The online “digital mining” portal will be up and running until January 21st and can be accessed by any legal resident in Venezuela, the government has said.

The creation of the Petro was announced in early December 2017 as a way of circumventing US sanctions on the country, as well as to combat the spiralling devaluation of the Bolivar, Venezuela’s national currency. A Cryptocurrency and Related Activities Superintendency and a Blockchain Observatory have since been established to oversee and regulate the Petro’s launch.

According to Venezuelan President Maduro, the country’s new cryptocurrency will be backed by Venezuela’s copious oil, gas, gold and diamond reserves. Venezuela was certified by international agencies as having more than five billion barrels of oil in reserve in 2012. He also told the public at the end of December that one Petro would be worth one barrel of oil, which currently averages at USD$57.

“For each Petro, a barrel of oil,” he said.

The head of state also told the public that young people signed up to the government’s youth employment plan would be offered work mining the new cryptocurrency across Venezuela’s 23 states.

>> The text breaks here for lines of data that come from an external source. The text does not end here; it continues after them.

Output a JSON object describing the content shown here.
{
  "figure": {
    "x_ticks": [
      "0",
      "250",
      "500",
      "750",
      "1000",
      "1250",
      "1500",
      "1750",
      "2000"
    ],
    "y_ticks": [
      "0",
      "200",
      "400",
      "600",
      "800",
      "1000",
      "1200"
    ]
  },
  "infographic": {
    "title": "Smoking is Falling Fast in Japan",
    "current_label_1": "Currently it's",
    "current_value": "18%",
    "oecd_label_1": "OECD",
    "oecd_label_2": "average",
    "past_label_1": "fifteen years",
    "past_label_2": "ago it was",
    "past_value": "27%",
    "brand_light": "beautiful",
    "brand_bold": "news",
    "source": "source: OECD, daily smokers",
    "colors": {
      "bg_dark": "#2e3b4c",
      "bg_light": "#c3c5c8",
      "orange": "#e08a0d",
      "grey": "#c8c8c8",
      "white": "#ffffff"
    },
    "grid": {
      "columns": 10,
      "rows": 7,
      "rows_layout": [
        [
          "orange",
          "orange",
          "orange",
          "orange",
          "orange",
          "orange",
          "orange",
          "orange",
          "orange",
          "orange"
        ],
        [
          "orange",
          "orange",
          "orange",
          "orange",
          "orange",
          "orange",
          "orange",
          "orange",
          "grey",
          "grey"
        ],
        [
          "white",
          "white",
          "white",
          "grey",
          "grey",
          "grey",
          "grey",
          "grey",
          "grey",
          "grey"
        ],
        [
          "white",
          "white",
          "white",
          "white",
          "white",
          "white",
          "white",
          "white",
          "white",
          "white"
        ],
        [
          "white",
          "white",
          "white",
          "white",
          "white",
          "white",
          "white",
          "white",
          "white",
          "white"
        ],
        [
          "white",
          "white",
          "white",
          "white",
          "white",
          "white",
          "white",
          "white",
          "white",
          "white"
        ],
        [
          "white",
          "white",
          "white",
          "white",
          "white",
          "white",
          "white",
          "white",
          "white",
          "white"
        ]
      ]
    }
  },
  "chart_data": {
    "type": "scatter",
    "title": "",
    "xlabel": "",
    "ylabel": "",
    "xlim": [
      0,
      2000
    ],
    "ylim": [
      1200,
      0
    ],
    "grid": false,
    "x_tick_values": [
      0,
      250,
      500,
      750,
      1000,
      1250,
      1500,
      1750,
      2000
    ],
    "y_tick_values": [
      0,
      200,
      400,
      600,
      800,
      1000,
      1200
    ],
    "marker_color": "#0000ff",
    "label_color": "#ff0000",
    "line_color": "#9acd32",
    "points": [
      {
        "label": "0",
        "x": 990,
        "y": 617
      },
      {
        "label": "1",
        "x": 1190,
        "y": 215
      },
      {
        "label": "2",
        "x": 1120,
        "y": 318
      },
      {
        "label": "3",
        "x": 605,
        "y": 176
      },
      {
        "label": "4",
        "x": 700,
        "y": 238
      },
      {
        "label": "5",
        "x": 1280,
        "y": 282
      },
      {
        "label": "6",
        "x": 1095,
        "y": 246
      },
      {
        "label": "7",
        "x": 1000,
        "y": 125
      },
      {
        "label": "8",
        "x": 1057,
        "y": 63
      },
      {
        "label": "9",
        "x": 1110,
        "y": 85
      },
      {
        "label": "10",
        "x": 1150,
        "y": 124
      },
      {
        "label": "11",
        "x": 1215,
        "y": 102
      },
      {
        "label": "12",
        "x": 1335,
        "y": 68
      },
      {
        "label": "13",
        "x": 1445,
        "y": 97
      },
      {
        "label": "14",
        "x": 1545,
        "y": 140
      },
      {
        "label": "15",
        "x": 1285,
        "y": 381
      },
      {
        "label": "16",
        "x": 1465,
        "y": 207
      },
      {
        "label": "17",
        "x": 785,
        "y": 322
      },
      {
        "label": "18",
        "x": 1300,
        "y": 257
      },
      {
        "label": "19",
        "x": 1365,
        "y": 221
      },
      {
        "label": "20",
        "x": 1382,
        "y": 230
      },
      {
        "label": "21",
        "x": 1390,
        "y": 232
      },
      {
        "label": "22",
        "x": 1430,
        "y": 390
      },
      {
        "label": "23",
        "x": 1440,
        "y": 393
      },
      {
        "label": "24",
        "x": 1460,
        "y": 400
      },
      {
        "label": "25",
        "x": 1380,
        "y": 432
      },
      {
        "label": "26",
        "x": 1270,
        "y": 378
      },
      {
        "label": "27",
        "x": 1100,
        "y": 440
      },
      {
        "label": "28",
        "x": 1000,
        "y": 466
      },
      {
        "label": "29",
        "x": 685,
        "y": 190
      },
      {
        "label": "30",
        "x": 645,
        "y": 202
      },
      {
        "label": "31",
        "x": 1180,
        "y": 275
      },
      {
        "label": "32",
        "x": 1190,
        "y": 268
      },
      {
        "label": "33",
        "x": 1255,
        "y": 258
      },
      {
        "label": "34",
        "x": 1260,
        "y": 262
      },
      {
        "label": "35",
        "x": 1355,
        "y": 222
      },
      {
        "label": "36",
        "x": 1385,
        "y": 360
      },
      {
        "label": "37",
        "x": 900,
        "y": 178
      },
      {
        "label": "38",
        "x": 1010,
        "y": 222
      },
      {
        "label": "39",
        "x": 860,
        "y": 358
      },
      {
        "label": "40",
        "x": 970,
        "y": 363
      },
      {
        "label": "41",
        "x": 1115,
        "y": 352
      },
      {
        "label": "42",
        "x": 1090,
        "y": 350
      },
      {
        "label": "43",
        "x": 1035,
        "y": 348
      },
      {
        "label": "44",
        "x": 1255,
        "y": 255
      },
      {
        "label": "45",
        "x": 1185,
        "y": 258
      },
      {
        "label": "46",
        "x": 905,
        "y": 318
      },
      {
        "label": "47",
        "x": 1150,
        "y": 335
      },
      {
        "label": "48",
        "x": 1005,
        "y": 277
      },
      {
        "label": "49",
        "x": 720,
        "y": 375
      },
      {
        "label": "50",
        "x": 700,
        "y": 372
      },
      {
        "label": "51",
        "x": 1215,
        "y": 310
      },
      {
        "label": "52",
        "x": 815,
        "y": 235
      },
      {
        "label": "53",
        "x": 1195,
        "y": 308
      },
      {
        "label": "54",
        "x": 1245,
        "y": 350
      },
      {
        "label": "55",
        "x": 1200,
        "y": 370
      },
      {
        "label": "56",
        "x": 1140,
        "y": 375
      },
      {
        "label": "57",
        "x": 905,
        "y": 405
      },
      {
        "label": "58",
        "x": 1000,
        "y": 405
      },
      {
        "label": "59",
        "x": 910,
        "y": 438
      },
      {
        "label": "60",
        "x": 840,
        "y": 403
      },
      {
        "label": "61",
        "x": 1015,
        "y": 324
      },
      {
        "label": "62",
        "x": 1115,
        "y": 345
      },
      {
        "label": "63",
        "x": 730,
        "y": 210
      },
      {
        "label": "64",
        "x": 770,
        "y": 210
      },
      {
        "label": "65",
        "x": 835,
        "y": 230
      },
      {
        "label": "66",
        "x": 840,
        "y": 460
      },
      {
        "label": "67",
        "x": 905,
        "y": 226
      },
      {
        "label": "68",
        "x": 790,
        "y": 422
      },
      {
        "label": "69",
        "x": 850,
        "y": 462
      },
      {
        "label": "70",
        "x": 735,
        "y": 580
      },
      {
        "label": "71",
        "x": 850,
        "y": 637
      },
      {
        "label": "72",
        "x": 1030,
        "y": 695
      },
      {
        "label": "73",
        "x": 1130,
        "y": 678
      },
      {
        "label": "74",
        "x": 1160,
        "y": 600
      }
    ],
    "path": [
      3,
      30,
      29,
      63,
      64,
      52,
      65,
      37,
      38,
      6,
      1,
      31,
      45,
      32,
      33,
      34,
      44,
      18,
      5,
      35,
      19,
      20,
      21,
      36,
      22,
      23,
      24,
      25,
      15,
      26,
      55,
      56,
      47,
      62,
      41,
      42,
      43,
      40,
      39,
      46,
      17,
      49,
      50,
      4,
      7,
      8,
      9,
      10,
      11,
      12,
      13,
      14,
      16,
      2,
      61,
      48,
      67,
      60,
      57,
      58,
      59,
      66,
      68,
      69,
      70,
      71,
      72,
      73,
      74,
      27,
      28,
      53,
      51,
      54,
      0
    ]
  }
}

“We are going to call on all of them, make a special cryptocurrency team to set up mining farms throughout the states and municipalities of the country,” said Maduro.

More than 860,000 young people are estimated to have registered in the employment programme, with more than 300,000 having already been provided with productive employment by the state.

Dozens of Venezuelans were arrested in 2017 for mining the cryptocurrency Bitcoin – several of whom were allegedly involved in illicit activities. Nonetheless, Communications Minister Jorge Rodriguez said that those who sign up to the government’s new digital mining system will have access to other cryptocurrencies “provided they are approved by the state”. It is still unknown whether Bitcoin trading will become legal in the South American country.

News of Venezuela’s new cryptocurrency comes on the heels of an initiative announced by the Chinese government last October in which it said the “Petro Yuan” would take the place of the dollar in international oil trading. Venezuela already divulged in September that it would no longer use the US dollar for oil contracts and payments.